Holding eels up like a trophy prize, eating the feet off a live duck, passing out in a wheelie bin while you're smoking.
These are some of the crazy stories about Otago University flat initiations that've been hitting the headlines recently.
In today's podcast, The Detail talks to Fox Meyer, editor of the student-run magazine Critic Te Ārohi; and to the director Rob Sarkies of the classic Otago student film Scarfies about what these initiations are all about and what could be done to reduce the harm.
"There are a few different types of them but the ones we're really focusing on here is flat initiations," Meyer says.
"Because Otago is such a great student community, you have this student neighbourhood that you don't really have anywhere else in the country, you have these flats that are passed down from friend group to friend group, they have names on them, they have a lot of clout surrounding them.

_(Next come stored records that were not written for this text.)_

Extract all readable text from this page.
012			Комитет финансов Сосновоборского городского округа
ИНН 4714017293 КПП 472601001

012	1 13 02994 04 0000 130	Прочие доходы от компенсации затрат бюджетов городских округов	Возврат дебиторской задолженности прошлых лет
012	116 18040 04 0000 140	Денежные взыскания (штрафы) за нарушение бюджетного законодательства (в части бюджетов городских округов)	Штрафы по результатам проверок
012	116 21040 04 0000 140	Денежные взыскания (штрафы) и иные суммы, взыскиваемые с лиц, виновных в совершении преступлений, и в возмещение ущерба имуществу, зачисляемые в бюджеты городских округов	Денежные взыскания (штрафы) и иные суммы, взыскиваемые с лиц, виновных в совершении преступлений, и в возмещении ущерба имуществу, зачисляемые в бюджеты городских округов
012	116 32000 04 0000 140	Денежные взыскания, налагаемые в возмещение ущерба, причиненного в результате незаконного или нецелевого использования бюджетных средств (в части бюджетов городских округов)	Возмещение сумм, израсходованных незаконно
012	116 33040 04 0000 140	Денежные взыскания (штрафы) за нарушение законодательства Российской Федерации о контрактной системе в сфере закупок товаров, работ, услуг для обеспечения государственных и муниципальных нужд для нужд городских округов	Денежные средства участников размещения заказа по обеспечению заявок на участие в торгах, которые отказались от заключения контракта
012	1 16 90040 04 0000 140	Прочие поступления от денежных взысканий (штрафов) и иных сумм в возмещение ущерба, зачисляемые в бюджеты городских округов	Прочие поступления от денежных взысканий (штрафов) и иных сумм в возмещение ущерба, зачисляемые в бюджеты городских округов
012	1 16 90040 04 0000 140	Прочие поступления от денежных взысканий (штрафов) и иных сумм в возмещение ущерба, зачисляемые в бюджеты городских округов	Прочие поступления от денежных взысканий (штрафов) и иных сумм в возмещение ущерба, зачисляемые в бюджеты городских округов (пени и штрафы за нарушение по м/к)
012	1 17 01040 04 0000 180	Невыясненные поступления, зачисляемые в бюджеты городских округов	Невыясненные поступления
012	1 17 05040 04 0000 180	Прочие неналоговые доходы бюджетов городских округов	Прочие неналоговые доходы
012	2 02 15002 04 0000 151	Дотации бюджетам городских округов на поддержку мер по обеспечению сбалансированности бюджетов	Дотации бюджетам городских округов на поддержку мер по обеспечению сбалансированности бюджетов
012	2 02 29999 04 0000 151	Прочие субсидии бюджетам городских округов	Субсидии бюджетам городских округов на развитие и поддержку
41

"Once you do sign the flat [lease] you get initiated, so it's typically first years being initiated by second years before they're able to really consider themselves fully deserving of the clout of that flat."
The first years have to perform certain tasks and challenges – mostly involving copious amounts of alcohol.
"Why would you do this? We've talked to several students and the point they always without a doubt fall back on is that 'this is group bonding and it's meant to be good fun'," Meyer says.
"I do believe that if you are forced to walk this gauntlet with a group of people that you're going to be living with you're going to be pretty tightly bonded. I completely understand that. I just think that there's a line between a good time and a really dangerous time that you're just telling yourself is a good time."
Rob Sarkies was an Otago student – his film was a world that he knew – and says the university's social culture is iconic.
"You weren't just going there to learn your subject material, you were going there to be part of a culture and that culture becomes part of you.
"It's the isolation of Dunedin … the geography of where the university and the polytech and the teacher's college are … it's its own world within a world, in a way quite separate from the rest of Dunedin."
He's still "disgusted" with what he's been reading about the current initiations.
Both Meyer and Sarkies point to the demise of student pubs leading to less controlled drinking.
"These student pubs, places like the old version of the Cook and the Gardies, were places where students could go. You'd have a good time together but it was a controlled environment. You're not going to get these sorts of events happening in those environments," Sarkies says.
"As soon as these pubs closed … all of those people, they're going to keep drinking, they're going to keep having fun, but they're doing it in their own flats and so, suddenly, you can't control it, and actually it becomes less valuable because there's less of a petri dish of culture because it's more just individual flats."
"Who's to say what the butterfly effects of that were, but if you have a public space to go to enjoy all these things you might not be doing it in your backyard," Meyer says.